This paper discusses the well-known nondeterministic polynomial time (NP) complete combinatorial and decision problems: the Boolean satisfiability (SAT) and the maximum satisfiability (Max-SAT = k-SAT) set of clauses of some literals (k variables) that can be set to true or false.
It is well known that local search algorithms are the most suitable techniques to solve hard SAT instances, since no known polynomial algorithm for these problems exists. However, local search algorithms are incomplete satisfaction search methods, which means that they cannot tell us there is no solution for a given SAT instance when such a solution doesn’t exist.
Zhang proposes a heuristic technique, called backbone-guided search, that improves the performance of the well-known local search algorithm WalkSAT, in solving large SAT instances. It allows the algorithm to reach a high quality local minimum, not very far from an optimal solution. Many experiments have been conducted to show the performance of the backbone heuristic with the WalkSAT local search algorithm to solve SAT instances.
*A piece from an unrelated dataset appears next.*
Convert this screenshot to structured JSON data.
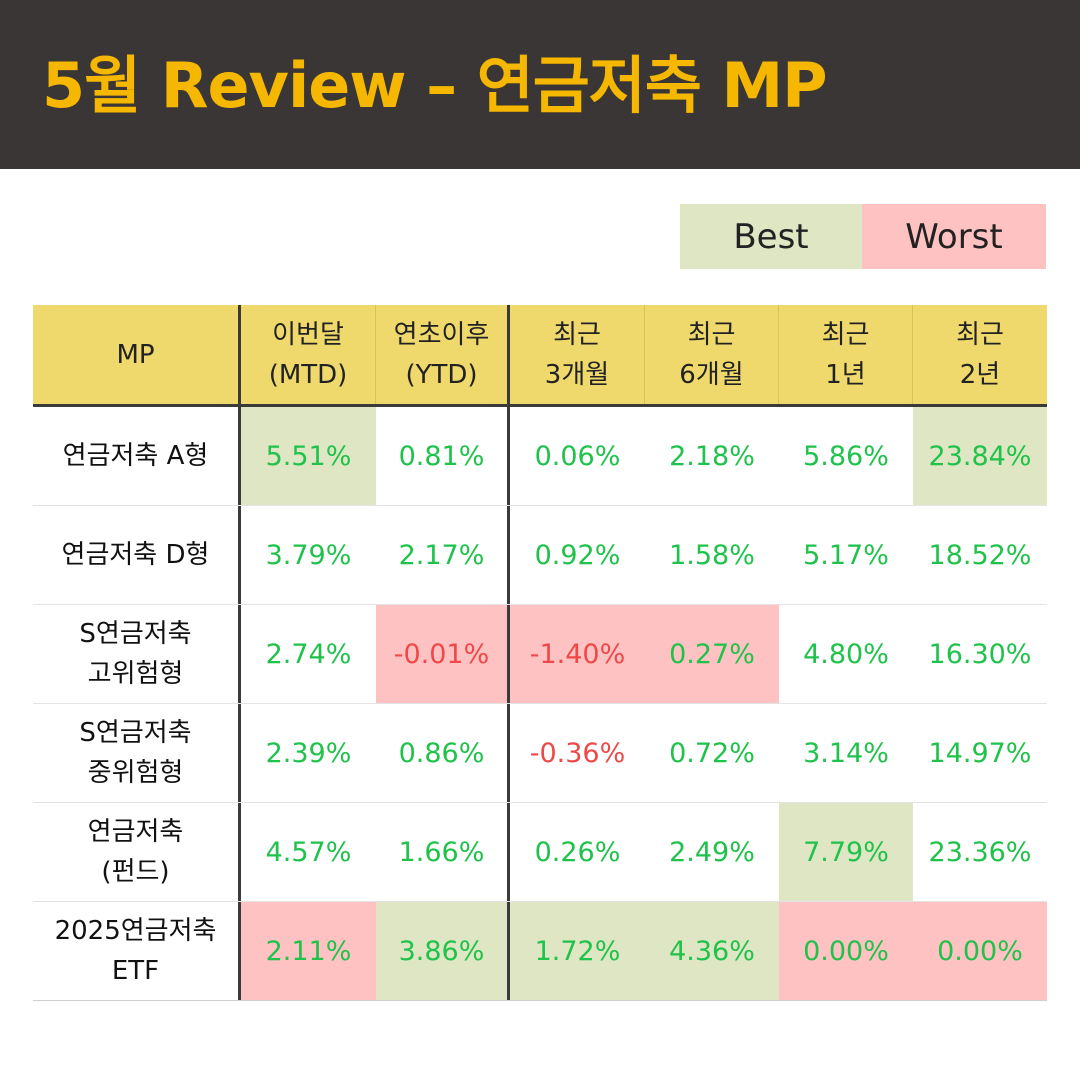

I think the author should compare his WalkSAT backbone with Tabu search, Ant techniques, and genetic algorithms, used successfully to solve hard SAT instances, to see if his approach is better than these techniques. In fact, WalkSAT is a relatively old technique to solve large SAT instances. I encourage the author to try to see how we can integrate his backbone heuristic with other optimization techniques.
The paper is well written and well structured. It is relatively easy to understand, even for a nonspecialist. I enjoyed reading this paper, and appreciate the efforts of the author to explain his ideas.